De Clercq points out, however, that steel construction is not the only industry with an interest in Mozambique, or any other country in sub-Saharan Africa.

The economic downturn and subsequent slowdown have forced European companies to consider opportunities outside Europe, with Africa designated as the target area, he says.

“Thanks to subsidies from home, these companies tend to come into the market quite competitively and then, of course, there is China.”

Owing to this increased competition, De Clercq emphasises the necessity of simply being present in Mozambique and the importance of increasing competitiveness through active marketing.

He also highlights the importance of encouraging South African civil engineering companies to establish a greater presence in the rest of Africa and to be more dynamic.

“If this happens, the steel construction industry, including capital equipment suppliers, among others, can come into those projects on the coat tails of the civil engineering contractors,” he says.

Endorsing Exports
One of the many challenges facing the South African steel construction industry is that the combined capacity of the industry exceeds current demand.

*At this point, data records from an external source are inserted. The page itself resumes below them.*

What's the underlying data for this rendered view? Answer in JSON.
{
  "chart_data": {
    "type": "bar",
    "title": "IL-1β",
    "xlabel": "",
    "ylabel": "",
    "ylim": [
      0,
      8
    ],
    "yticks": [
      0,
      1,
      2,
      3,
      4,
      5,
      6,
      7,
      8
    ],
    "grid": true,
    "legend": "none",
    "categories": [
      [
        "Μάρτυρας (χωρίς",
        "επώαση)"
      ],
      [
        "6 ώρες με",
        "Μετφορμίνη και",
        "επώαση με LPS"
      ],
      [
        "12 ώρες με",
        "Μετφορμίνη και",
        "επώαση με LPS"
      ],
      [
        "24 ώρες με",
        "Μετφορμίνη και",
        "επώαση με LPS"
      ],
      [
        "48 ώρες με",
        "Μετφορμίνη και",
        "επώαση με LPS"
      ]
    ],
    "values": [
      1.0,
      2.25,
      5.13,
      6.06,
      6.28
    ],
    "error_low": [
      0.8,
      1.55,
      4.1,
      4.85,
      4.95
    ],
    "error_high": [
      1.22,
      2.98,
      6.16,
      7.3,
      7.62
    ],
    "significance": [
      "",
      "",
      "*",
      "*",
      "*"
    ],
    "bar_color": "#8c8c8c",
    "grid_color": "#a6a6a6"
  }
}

De Clercq highlights the industry boom in 2007 and 2008, when there was a tremendous demand for steel construction and the industry was fully occupied.

“Since then, demand has shrunk signifi- cantly because of the global and local economic slowdown, and the industry’s capacity is not even nearly fully used,” he says.

“Even under normal conditions, our industry needs to expand its markets and exports constitute the obvious opportunity. Exporting fabricated steelwork is a strategic imperative for the industry.

“Our industry needs to be active in exports on a consistent basis and certainly not just during those times when local demand is down.”

Van Niekerk agrees and says that the African situation is enticing for South African exporters. “New coal mining opportunities in countries like Mozambique are booming and the discovery, as well as capacity confirmation of new offshore gasfields around all the other Southern African countries, signal the start of a great new Southern African industry.”